Ticari gayrimenkul konusunda danışmanlık yapan bir başka müşterimizin gözlemleri de konut piyasasında yaşananların ticari gayrimenkul piyasasında da benzer biçimde tekrarlandığını gösteriyor. Maslak'ta, Kavacık'ta, İkitelli'de Hadımköy'de veya Kartal'da iş merkezleri birbiri ardına yükseliyor. Ancak inşa edilen iş merkezleri ihtiyaçları ne kadar karşılıyor? Binalar ticari olarak ne kadar kullanışlı? Yerli yabancı pek çok şirket bir türlü aradığı standartlara uygun, kullanışlı bir ofis bulamazken diğer tarafta pek çok ofis binası müşteri bekliyor. Pek çok şirket de bulunduğu binadan memnun olmadığı için biraz daha iyi bir alternatif ortaya çıktığı anda kullandığı ofisi boşaltıyor. Bina stokundaki kalitesizlik aynı zamanda kiraların belirli bir düzeyin üzerine çıkmasını da engelliyor.

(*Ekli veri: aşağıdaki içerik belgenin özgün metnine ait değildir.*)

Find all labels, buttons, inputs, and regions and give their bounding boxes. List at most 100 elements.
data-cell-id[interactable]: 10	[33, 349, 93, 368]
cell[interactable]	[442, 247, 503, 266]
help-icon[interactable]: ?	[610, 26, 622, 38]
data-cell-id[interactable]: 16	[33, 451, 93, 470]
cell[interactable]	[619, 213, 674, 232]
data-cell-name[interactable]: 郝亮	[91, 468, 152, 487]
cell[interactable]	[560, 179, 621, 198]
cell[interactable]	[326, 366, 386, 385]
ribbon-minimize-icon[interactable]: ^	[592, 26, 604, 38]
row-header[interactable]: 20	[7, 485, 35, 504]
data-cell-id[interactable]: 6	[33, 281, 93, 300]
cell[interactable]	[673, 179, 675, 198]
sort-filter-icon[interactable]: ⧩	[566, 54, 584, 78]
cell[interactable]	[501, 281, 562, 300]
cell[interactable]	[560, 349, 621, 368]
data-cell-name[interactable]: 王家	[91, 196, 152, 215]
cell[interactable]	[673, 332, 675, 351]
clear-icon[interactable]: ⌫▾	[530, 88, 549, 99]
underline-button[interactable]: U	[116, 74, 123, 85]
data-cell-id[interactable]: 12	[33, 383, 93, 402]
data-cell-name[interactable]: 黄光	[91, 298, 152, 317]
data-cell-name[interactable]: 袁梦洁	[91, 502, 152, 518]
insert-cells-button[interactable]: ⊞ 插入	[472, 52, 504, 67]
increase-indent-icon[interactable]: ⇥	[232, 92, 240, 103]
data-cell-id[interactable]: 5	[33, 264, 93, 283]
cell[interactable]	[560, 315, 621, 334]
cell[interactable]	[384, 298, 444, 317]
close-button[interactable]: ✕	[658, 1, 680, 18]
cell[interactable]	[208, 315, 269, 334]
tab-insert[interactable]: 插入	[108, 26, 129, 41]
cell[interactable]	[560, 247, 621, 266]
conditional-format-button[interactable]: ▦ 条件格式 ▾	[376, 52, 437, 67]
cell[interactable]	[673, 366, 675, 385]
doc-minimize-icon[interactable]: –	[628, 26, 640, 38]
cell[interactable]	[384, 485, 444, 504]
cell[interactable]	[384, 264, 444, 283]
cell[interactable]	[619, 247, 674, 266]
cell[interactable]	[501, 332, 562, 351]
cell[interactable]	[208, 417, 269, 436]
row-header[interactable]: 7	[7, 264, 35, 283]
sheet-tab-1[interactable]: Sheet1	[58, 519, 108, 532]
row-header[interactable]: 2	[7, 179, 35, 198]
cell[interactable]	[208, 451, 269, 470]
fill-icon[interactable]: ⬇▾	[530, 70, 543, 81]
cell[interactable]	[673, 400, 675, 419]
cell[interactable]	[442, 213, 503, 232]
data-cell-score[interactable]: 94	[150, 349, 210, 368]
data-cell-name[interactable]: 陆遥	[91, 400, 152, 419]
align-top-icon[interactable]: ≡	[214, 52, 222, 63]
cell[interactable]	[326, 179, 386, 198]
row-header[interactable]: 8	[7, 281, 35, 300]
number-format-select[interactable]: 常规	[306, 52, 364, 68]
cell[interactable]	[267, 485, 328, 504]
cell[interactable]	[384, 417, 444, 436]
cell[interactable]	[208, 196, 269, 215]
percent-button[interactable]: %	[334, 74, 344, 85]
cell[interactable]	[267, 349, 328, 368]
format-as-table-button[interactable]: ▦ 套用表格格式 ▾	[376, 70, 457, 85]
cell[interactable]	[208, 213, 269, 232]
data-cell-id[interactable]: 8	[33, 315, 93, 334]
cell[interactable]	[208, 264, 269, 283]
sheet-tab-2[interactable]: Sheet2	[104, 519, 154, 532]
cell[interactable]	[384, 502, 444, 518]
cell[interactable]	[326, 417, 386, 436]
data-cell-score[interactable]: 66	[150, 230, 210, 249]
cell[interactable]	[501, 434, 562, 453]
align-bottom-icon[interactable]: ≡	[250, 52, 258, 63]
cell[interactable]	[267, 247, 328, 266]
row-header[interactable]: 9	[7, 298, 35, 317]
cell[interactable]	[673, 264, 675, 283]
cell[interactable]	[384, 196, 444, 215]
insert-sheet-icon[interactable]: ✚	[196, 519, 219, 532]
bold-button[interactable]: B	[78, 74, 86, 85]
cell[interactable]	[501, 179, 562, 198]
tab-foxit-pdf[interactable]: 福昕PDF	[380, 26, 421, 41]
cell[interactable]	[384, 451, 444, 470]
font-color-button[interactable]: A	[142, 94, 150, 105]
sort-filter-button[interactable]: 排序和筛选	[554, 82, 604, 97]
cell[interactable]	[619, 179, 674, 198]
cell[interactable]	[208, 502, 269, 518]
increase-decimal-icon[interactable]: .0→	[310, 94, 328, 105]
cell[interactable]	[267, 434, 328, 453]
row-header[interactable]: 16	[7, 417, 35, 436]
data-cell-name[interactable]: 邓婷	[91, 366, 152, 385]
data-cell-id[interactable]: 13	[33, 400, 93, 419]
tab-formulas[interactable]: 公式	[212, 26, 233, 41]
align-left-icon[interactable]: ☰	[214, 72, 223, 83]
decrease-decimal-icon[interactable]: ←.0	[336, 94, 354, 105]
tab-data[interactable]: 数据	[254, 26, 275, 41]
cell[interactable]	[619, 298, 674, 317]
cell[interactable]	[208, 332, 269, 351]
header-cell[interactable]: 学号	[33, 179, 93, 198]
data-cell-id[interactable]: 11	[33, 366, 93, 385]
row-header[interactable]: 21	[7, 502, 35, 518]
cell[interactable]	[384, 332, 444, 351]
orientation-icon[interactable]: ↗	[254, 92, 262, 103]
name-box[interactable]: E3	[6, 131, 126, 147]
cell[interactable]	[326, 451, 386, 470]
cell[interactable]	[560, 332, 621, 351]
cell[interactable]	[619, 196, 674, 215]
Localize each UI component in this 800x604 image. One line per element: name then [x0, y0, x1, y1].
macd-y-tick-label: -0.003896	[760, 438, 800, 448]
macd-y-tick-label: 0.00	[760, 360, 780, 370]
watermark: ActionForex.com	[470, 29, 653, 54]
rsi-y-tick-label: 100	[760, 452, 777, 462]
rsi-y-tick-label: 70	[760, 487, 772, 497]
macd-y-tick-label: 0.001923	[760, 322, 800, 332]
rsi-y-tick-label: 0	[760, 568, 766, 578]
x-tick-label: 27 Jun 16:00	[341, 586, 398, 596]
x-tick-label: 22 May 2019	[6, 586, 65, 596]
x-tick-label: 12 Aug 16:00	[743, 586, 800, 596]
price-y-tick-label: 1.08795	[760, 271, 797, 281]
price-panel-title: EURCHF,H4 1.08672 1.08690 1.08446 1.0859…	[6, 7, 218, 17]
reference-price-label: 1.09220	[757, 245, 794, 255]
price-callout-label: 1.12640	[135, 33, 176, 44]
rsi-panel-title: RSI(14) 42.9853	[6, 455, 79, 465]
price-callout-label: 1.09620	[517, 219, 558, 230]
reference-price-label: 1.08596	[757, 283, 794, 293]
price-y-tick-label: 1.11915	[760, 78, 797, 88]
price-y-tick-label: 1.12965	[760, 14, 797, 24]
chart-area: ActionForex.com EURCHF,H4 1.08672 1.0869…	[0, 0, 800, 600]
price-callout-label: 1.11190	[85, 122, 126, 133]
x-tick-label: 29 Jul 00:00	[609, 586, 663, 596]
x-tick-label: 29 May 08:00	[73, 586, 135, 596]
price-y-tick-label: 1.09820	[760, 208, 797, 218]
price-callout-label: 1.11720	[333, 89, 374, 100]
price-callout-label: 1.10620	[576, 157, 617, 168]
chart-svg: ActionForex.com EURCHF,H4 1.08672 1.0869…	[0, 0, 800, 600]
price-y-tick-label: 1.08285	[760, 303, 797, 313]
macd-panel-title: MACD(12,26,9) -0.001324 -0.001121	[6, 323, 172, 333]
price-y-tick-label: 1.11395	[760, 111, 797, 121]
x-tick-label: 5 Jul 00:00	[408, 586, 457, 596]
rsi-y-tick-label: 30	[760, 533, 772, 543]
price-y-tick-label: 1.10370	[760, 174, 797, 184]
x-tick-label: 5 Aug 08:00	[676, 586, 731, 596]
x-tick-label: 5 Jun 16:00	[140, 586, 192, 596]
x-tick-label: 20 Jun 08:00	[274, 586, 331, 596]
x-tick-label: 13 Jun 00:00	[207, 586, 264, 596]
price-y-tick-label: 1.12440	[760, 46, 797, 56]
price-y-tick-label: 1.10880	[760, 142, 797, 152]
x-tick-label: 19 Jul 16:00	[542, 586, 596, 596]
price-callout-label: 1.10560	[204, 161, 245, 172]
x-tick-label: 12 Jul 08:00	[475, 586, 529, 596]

İstanbul gibi toprağın çok değerli olduğu kentlerde gayrimenkulün çok önemli bir yatırım ve gelir kaynağı olduğuna hiç kuşku yok. Ancak inşaat ve gayrimenkul sektöründeki kâr oranlarını belirleyen en önemli değişkenin arazi değeri olduğunu ve arazi değerinin de kolay kolay düşmeyeceğini göz önüne alırsak, yapılan inşaatların elde kalmaması için artık bazı koşulların da yerine getirilmesi gerekiyor. Bu koşulların başta geleni de ürünün pazar ve müşteri beklentilerine göre şekillendirilmesi elbette. Günümüzde diş fırçasından otomobile kadar üretilen her türlü mal ve hizmet, kullanıcıların tercihleri doğrultusunda neredeyse yeniden tasarlanıyor. Firmalar müşteriye en yüksek değeri sunmak için birbiriyle yarışıyor, kullanıcının beklenti ve ihtiyaçları deyim yerindeyse didik didik ediliyor. Ama her ne hikmetse Türkiye'deki gayrimenkul yatırımcıları ve inşaat firmaları oturdukları yerden müşteri ihtiyaçlarını, segmentlerini, müşterinin nasıl bir ihtiyacı nasıl bir ürünle karşılamak istediğini, hatta bunun için kaç para ödeyebileceğini bildiklerini düşünüyorlar. Sonuçta da ortaya çıkan ürünlerin birbirinden farkı, kalitesi, sunduğu değer tartışmalı hale geliyor.
Umum Emlak Komisyoncuları Derneği'nin tahminlerine göre İstanbul'daki 1 milyon satılık konutun 600 bini ikinci el. Yani 400 bin tane de yeni konut satılık, fakat bunca konut ihtiyacına rağmen alıcı yok. Bu durumda üreticilerin de yalnızca ekonomik konjonktürü suçlamak yerine doğru ürünü üretip üretmediklerini de bir sorgulamaları gerekmez mi? 400 bin konut dediğinizde ortalamayı 120 metrekare kabul edersek satılamayan toplam alan 48 milyon metrekareye ulaşıyor. TÜİK'in verilerine göre metrekaresi ortalama 350 dolardan bu konutların toplam yapım maliyeti 16,8 milyar dolar ediyor. Kabul etmek gerekir ki, Türkiye gibi bir ülkede yanlış yatırımlar yapmak için oldukça büyük bir rakam.